Return to Wikidata:Property proposal/Lexemes

   Under discussion
Descriptioncommon misspellings of this form
Representsmisspelled word
Data typeString
Domainform
Example 1L3280-F1 → "fuscia" (incorrect for fuchsia (L3280))
Example 2L3280-F1 → "fuschia" (incorrect for fuchsia (L3280))
Example 3L36116-F1 → "abbonnemang" (incorrect for abonnemang (L36116))
Example 4L36116-F1 → "abbonemang" (incorrect for abonnemang (L36116))
See alsoWikidata:Property proposal/correct form

Motivation[edit]

This makes it possible to easily create e.g. a spell checker that recommends a correction. See discussion here.--So9q (talk) 21:23, 22 March 2020 (UTC)

Discussion[edit]

Symbol support vote.svg Support I support this proposal in this form (more in the linked discussion) with the condition we have applicable definition of common misspelling. --Lexicolover (talk) 12:17, 24 March 2020 (UTC)

See discussion here: Wikidata_talk:Lexicographical_data#Common_misspellings_data--So9q (talk) 19:55, 24 March 2020 (UTC)

Symbol neutral vote.svg Neutral we need something to solve this problem but I'm not sure if a simple property is the simpliest solution here. A broader system for all sort of variants would be more difficult but better in the long run as correct/incorrect spelling is often not a binary situation (see "colour"/color" in English, correctness is contextual here). Cheers, VIGNERON (talk) 20:44, 25 March 2020 (UTC)

Symbol neutral vote.svg Neutral: what is your definition of "common"? It sounds a bit arbitrary... Nomen ad hoc (talk) 07:30, 26 March 2020 (UTC).

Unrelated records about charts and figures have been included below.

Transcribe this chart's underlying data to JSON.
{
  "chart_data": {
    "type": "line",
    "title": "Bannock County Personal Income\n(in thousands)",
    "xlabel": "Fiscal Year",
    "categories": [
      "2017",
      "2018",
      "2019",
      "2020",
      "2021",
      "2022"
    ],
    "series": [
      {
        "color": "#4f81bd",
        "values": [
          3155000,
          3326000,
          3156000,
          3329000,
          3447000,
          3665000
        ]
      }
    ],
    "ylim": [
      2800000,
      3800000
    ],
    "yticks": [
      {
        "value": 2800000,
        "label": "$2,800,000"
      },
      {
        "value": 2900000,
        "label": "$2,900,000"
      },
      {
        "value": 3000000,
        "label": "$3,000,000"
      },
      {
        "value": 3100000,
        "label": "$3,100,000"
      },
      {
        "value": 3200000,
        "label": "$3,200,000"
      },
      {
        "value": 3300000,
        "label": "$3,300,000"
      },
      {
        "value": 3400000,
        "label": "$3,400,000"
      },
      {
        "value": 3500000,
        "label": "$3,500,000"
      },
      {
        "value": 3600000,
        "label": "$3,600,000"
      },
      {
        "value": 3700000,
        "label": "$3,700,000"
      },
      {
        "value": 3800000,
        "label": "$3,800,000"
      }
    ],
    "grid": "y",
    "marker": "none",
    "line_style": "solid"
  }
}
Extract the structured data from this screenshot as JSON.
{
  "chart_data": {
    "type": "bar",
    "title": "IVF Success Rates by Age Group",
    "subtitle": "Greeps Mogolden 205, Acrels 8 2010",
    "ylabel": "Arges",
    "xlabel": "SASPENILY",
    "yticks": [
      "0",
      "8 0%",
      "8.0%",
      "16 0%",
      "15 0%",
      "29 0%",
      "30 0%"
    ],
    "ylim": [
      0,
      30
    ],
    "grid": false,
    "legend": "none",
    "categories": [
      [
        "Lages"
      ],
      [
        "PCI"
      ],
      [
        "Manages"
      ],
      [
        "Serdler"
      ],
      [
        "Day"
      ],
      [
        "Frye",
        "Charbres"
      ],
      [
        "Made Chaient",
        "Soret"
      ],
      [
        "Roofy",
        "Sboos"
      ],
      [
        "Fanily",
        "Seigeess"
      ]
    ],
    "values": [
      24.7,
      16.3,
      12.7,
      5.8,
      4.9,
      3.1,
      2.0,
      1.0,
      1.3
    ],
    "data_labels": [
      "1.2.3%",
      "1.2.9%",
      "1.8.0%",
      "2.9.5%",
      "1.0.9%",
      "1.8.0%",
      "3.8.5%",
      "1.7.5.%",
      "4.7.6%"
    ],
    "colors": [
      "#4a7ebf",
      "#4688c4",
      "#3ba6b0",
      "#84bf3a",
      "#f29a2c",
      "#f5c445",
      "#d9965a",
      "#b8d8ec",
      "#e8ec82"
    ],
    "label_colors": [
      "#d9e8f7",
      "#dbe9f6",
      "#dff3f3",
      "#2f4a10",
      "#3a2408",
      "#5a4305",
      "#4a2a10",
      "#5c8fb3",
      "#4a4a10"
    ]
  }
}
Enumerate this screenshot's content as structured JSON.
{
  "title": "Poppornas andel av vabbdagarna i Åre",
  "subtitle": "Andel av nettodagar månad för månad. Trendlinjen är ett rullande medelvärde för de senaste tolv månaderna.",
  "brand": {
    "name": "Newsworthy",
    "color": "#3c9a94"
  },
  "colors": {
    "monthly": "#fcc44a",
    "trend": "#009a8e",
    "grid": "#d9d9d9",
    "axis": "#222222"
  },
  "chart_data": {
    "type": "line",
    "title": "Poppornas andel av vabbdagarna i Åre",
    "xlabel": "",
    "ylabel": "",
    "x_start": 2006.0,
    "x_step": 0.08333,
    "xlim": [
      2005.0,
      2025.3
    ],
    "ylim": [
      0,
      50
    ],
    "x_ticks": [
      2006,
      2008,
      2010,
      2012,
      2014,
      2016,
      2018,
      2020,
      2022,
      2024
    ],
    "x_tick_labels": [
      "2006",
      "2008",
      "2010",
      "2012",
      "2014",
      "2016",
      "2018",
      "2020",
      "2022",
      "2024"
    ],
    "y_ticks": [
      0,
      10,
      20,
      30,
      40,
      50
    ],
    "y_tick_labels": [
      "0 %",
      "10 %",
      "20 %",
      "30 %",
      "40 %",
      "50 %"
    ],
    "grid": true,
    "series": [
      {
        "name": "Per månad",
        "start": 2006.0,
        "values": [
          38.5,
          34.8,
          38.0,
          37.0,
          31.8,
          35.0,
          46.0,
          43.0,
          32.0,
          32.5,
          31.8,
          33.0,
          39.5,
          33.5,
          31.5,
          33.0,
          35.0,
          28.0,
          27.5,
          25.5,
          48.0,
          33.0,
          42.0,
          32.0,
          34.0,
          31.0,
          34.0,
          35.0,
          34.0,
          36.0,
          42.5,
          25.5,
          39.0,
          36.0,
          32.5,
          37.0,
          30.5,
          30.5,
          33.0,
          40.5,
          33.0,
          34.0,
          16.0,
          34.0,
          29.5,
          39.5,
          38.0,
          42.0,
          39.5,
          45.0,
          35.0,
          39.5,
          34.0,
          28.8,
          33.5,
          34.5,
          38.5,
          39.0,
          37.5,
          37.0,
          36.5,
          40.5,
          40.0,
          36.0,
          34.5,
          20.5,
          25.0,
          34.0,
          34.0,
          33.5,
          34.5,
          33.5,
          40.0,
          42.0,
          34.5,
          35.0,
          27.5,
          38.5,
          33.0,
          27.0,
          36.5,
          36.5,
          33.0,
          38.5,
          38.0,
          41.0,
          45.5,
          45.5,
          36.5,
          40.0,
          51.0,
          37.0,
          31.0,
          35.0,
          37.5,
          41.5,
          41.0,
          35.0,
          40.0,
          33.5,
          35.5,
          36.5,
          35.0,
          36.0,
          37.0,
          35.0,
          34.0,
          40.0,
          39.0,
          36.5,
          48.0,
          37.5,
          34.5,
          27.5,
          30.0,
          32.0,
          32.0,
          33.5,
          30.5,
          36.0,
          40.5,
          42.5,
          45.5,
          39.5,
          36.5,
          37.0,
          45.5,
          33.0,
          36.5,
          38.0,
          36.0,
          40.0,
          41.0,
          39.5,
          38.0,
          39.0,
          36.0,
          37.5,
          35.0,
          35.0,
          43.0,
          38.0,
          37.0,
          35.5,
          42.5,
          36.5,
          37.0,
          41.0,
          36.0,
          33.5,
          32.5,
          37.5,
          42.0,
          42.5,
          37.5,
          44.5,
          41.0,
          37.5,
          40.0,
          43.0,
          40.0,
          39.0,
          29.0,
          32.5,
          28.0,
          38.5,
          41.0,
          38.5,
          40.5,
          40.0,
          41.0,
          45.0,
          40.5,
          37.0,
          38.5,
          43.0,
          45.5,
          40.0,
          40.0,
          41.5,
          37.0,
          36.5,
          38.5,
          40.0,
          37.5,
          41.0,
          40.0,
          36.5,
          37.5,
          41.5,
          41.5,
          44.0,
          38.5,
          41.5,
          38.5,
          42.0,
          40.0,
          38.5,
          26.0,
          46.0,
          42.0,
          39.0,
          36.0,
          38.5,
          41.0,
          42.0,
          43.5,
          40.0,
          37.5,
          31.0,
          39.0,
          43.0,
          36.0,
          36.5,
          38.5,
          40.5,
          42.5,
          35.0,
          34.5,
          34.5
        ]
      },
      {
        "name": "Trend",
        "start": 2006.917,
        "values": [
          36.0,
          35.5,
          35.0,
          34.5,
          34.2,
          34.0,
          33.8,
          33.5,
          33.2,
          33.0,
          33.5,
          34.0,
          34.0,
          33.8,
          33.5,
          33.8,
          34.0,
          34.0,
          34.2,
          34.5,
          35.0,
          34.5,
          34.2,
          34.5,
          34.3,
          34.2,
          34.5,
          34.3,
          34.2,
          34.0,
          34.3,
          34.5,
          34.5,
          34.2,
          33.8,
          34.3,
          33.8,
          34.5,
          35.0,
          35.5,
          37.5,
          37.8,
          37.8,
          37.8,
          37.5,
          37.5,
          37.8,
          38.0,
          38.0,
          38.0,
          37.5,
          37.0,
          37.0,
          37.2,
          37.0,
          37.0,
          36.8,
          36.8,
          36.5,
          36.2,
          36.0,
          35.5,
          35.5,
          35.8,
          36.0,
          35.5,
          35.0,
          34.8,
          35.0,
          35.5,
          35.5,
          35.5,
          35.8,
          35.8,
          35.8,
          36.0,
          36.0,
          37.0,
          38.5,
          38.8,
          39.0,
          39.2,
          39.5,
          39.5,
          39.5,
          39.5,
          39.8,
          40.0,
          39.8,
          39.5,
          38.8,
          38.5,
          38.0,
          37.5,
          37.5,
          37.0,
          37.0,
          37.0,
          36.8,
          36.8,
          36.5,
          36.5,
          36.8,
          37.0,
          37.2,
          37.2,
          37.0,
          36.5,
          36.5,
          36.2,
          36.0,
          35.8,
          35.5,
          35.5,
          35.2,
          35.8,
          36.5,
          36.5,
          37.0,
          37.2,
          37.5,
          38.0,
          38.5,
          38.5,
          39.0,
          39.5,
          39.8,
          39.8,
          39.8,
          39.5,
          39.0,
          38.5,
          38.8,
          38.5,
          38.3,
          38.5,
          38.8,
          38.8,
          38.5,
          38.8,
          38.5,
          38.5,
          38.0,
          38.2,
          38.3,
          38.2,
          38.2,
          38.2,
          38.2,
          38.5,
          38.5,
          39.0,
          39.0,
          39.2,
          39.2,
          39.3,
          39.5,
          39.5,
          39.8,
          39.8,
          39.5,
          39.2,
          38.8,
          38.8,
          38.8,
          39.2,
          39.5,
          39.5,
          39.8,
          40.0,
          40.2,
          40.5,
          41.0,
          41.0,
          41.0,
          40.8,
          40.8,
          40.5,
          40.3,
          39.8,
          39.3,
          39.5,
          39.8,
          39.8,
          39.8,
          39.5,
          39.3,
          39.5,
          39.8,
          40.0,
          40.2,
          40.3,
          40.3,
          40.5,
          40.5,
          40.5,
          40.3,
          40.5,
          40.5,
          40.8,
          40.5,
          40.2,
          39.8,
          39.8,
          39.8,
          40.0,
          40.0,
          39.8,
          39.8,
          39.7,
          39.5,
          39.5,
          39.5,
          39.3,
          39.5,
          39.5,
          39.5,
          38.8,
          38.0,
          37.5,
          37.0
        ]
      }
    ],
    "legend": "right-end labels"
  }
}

@Nomen ad hoc: that point can easily be objectively defined by the frequency. If a misspelling is over a threshold, let's say 5%, then it's "common". We can use tool like Google Books Ngram Viewer to see the frequency. We can also rely on sources, dictionaries (especially the descriptivist one) often give the common misspelling. Cheers, VIGNERON (talk) 08:55, 26 March 2020 (UTC)
@Nomen ad hoc: see proposed definition here: Wikidata_talk:Lexicographical_data#Common_misspellings_data--So9q (talk) 10:41, 26 March 2020 (UTC)

Symbol support vote.svg SupportFinn Årup Nielsen (fnielsen) (talk) 11:25, 26 March 2020 (UTC)

  • Pictogram voting comment.svg Comment I preferred the initial version of this proposal [1] or the earlier proposal (correct form) using form datatype. --- Jura 15:49, 26 March 2020 (UTC)
    • Actually, the direction of the earlier proposal seems preferable (correct form). If the form is only known as a misspelling, "grammatical feature" could include that too. If it's also something else, the "grammatical feature" would just include that "something else". --- Jura 13:28, 1 April 2020 (UTC)